Cryptocurrency is “a substitute for real currency,” and any “convertible virtual currency received is taxable as ordinary income,” a recently published memo from the US Internal Revenue Service (IRS) has declared.
The new clarification by the IRS was made in response to a request for clarification from the US tax collector’s own Small Business/Self Employed department centered around how individuals who receive cryptocurrency as payment for “performing microtasks through a crowdsourcing or similar platform” should be taxed.
And judging from the IRS’ answer, all such earnings are both reportable and taxable, no matter how small and insignificant they may be. The principle also applies for microtasks that pay even just tiny amounts “that may be less than $1.”

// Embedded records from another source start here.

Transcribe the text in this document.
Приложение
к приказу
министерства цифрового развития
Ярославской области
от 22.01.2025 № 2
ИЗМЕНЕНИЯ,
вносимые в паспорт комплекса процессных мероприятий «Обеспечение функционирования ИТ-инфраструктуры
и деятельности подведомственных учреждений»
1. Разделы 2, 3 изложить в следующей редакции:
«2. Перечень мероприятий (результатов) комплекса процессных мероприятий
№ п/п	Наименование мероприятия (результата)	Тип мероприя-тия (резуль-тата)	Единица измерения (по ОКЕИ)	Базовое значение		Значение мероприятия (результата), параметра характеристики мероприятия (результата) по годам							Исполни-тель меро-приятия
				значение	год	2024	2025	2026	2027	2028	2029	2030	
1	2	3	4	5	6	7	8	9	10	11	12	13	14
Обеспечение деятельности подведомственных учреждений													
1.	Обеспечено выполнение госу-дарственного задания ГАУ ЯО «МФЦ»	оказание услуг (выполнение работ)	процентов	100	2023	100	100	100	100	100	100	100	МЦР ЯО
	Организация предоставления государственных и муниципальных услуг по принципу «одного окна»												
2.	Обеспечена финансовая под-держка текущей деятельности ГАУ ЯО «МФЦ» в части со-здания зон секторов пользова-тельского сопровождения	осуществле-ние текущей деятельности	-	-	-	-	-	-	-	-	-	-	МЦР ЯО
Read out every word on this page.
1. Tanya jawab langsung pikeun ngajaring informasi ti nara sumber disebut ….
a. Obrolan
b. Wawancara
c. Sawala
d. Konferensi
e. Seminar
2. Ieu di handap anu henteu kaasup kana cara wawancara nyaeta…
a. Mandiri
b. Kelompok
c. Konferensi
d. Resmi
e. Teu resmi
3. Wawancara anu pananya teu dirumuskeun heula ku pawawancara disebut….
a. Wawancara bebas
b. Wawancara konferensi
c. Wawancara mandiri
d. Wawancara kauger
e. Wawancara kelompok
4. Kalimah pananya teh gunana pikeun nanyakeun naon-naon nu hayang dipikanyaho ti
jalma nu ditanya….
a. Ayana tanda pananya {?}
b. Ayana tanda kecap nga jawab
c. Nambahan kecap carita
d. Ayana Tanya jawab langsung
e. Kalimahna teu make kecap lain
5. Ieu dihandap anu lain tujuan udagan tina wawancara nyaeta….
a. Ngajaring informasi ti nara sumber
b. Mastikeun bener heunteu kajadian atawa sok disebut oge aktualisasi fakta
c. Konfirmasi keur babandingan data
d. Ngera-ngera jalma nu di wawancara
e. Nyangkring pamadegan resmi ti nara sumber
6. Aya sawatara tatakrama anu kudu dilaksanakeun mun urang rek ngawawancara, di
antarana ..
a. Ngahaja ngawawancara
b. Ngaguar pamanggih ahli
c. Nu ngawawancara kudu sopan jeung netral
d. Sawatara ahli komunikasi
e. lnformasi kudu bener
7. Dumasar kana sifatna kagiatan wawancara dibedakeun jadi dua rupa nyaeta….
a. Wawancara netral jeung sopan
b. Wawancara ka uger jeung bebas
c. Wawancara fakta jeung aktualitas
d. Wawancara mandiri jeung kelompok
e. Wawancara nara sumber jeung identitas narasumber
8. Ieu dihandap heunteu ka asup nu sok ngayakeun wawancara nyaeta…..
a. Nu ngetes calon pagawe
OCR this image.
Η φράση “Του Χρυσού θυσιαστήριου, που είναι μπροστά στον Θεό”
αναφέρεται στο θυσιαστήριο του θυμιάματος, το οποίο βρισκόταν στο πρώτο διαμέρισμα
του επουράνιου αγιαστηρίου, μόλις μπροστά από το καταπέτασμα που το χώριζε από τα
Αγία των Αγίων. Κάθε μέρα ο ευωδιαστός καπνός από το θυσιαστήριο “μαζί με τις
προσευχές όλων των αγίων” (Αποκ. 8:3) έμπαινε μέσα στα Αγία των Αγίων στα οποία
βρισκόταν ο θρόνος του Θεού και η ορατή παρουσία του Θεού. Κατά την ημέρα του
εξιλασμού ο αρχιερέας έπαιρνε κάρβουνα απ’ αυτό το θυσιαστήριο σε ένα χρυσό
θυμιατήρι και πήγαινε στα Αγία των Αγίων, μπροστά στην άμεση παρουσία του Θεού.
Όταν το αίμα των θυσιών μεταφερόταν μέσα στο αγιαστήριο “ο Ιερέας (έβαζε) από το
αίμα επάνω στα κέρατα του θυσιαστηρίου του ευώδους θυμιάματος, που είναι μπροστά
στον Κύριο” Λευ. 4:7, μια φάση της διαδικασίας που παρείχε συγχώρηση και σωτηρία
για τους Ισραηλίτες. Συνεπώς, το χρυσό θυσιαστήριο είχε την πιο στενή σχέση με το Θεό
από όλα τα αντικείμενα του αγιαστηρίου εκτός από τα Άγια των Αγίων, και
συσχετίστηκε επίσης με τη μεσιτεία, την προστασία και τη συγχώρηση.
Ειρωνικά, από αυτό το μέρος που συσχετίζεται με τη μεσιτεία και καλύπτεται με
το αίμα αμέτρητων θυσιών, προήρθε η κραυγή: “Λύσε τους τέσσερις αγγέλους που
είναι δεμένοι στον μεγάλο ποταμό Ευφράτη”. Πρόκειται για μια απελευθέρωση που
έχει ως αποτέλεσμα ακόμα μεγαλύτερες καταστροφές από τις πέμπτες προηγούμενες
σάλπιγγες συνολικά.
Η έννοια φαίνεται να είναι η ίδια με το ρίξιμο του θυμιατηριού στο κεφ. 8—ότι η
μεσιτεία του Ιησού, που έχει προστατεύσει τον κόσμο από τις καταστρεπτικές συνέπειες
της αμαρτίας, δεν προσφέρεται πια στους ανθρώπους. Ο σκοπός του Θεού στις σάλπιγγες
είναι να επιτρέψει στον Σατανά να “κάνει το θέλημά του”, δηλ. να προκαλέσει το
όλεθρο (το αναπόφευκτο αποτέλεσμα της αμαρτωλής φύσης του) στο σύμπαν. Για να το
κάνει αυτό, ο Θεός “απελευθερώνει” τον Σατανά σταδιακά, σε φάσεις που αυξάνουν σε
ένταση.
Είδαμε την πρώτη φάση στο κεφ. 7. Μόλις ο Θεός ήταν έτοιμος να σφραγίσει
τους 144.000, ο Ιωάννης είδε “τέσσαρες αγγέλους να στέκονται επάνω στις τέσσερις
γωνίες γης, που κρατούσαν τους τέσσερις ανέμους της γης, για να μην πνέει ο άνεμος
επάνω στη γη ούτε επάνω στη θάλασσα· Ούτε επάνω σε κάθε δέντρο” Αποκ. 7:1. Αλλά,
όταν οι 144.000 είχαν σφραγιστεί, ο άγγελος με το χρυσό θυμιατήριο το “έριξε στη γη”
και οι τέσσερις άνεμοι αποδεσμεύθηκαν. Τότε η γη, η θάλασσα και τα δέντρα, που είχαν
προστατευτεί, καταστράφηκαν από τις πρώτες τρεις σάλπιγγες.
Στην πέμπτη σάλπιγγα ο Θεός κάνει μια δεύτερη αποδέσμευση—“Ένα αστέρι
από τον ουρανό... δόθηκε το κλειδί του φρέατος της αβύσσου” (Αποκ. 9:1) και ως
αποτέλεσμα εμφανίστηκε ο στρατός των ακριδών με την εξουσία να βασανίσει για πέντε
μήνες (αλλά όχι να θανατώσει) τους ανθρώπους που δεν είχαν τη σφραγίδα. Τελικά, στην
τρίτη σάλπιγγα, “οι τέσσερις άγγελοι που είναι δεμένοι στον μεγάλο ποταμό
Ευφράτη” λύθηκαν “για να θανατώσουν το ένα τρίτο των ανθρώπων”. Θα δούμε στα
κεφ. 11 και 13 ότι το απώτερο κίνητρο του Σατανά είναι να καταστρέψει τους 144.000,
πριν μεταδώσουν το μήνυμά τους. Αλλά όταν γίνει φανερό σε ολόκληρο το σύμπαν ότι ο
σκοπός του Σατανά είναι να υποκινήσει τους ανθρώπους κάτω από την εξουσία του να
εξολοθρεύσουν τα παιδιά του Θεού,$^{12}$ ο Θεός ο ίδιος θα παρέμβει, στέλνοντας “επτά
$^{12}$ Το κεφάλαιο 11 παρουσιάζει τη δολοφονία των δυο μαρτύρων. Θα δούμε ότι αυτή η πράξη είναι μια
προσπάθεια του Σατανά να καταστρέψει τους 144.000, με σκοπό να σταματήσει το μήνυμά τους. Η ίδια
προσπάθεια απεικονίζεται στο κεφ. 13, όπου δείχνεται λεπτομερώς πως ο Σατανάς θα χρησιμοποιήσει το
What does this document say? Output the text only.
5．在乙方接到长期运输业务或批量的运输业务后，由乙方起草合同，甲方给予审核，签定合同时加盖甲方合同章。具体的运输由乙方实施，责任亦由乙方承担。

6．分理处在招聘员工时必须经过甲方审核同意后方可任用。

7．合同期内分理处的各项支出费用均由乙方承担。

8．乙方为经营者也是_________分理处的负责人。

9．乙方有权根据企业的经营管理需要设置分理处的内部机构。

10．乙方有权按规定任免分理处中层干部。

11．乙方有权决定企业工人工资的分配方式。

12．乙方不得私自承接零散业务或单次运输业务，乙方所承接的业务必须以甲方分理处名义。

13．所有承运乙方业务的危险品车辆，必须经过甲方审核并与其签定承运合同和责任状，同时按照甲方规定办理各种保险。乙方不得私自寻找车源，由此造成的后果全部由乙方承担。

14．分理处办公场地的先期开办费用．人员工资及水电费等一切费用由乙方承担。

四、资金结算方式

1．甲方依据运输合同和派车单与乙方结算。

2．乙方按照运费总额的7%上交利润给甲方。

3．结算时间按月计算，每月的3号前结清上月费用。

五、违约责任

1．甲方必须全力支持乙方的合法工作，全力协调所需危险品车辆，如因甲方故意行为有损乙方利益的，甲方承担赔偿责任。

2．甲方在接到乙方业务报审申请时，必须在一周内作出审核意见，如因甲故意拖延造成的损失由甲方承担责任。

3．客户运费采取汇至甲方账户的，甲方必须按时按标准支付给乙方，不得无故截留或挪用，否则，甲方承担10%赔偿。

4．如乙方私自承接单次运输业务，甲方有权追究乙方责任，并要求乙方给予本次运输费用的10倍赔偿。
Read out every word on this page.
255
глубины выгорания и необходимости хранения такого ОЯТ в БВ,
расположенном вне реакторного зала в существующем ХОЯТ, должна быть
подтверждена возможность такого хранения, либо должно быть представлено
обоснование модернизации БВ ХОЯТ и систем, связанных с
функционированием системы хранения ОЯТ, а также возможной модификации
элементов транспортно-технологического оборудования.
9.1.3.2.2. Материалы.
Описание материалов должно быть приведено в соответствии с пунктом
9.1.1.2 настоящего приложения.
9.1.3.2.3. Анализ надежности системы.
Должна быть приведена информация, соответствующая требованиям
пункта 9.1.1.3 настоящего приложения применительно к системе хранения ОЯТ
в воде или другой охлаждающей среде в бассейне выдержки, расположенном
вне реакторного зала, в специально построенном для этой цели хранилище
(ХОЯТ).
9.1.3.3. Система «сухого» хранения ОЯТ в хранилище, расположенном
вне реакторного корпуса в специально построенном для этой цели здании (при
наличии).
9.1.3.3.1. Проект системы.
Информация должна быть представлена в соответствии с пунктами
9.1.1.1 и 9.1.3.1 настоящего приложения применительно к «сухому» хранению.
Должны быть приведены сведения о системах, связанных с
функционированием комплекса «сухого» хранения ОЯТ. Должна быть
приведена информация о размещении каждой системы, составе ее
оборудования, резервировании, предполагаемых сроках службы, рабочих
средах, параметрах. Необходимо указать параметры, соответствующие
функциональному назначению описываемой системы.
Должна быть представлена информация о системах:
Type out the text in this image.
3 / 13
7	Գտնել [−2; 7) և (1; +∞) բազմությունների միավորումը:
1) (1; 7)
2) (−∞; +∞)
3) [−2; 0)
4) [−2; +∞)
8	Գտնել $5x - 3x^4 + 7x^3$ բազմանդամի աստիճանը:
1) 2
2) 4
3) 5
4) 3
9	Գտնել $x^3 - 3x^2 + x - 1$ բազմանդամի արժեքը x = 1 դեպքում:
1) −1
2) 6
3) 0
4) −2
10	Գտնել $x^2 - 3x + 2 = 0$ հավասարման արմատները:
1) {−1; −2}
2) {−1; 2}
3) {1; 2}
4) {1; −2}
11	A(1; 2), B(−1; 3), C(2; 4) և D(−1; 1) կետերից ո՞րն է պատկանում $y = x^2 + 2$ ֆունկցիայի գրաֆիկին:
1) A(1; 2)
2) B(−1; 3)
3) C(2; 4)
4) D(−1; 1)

“Yes, a taxpayer who receives convertible virtual currency in exchange for performing a
microtask through a crowdsourcing platform has received consideration in exchange for
performing a service, and the convertible virtual currency received is taxable as ordinary
income,” the tax agency wrote.
In conclusion, the letter from the IRS’ Office of Chief Counsel further added that “If
the taxpayer receives convertible virtual currency for performing the task, regardless of
the value and the manner in which it is received, then the taxpayer has been
compensated with property.”
“The convertible virtual currency received must be reported on the taxpayer’s income tax return as ordinary income and may be subject to self-employment tax,” the official IRS memorandum stated.
The declaration from the IRS comes after it was revealed earlier in August that the tax agency on its latest Individual Income Tax Return (Form 1040) has moved a question about crypto transactions to the first page of the form – a change that by some has been seen as the IRS “taking action” to crack down on crypto-related tax evasion.